There are observers, however, who believe that the clash between the Muslim Brotherhood and the government was inevitable for many reasons. The movement, the largest opposition group in Jordan, has boycotted parliamentary and municipal elections and hawks within it have rejected appeals by moderates to engage in dialogue with the government. Furthermore, with Egypt, Saudi Arabia and the UAE banning the movement, Jordan has come under pressure by its regional allies to take action. So far, the regime has resisted such pressures, but with Bani Irsheid attacking the UAE and others, the government felt that a message had to be sent.

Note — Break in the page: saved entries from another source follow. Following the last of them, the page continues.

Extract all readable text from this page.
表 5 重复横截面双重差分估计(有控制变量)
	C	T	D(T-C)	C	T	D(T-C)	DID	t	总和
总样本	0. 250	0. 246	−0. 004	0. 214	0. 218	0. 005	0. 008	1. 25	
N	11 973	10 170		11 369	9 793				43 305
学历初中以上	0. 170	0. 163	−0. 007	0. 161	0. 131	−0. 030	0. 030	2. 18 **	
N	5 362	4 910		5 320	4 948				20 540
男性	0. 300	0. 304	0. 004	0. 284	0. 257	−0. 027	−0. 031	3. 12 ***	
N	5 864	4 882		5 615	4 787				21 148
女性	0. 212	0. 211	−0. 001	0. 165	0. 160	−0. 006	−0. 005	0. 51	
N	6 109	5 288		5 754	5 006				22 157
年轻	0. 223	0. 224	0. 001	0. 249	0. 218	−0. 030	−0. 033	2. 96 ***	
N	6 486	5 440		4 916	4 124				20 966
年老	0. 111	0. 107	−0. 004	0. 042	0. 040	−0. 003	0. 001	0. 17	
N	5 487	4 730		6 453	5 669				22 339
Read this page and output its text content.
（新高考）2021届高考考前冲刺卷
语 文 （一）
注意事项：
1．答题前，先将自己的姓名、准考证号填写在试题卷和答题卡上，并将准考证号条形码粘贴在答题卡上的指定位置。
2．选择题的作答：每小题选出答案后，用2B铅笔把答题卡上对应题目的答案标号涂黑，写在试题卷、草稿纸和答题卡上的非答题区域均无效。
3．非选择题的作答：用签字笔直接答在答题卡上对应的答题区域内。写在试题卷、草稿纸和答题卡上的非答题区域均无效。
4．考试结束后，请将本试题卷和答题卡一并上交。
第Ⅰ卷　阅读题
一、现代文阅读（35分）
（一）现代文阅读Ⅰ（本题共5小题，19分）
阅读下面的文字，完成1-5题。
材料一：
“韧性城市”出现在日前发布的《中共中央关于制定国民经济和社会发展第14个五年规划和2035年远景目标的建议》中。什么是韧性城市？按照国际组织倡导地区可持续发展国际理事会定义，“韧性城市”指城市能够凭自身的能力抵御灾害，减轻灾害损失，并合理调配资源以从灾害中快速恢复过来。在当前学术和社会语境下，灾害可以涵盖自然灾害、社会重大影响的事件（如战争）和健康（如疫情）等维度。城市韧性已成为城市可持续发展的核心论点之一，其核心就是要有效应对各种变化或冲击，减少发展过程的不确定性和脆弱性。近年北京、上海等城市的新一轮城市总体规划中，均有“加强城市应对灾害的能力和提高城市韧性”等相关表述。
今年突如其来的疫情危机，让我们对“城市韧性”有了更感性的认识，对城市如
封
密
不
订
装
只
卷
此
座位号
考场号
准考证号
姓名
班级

Mohammad Abu Rumman, expert in Islamist affairs, agrees and told Al-Monitor that the crisis between the movement and the regime goes back almost 20 years. “Eventually there will be a divorce between the two, but the regime will not be pressed into banning the movement anytime soon,” he said. He added that Jordan is now under pressure by its Arab allies and recently criticism of the policies of these allies had increased. “Bani Irsheid’s attack on the UAE required a strong reply from the government,” he said.
Abu Rumman said that Jordan was faced with three options with regard to the Muslim Brotherhood: ban the movement, which would create a political crisis; begin a dialogue with it and hope to reach a deal; and bet on the eruption of an internal rift inside the movement. “The decision, it seems, was to opt for the third option,” he said.
Others believe that the movement has failed to learn the lessons of its counterpart in Egypt and chose to defy the regime. Political analyst Fahd al-Khitan told Al-Monitor that the hawks, who control the group, chose to repeatedly challenge the government and the regime. “They have misread the government’s position as weakness and refused to change their discourse,” he said. “The government had to step in and take action and this is why we saw activists being arrested, including Bani Irsheid.”
There are no signs that the Islamist movement in Jordan is about to change its position. Senior leaders of the IAF and the Muslim Brotherhood have publicly supported Bani Irsheid’s comments on the UAE and defied the government for trying to silence its critics. His case is now going to court amid tribal and political condemnation. If he is found guilty and sentenced to prison, the tension that exists now is likely to turn into a crisis and perhaps even confrontation.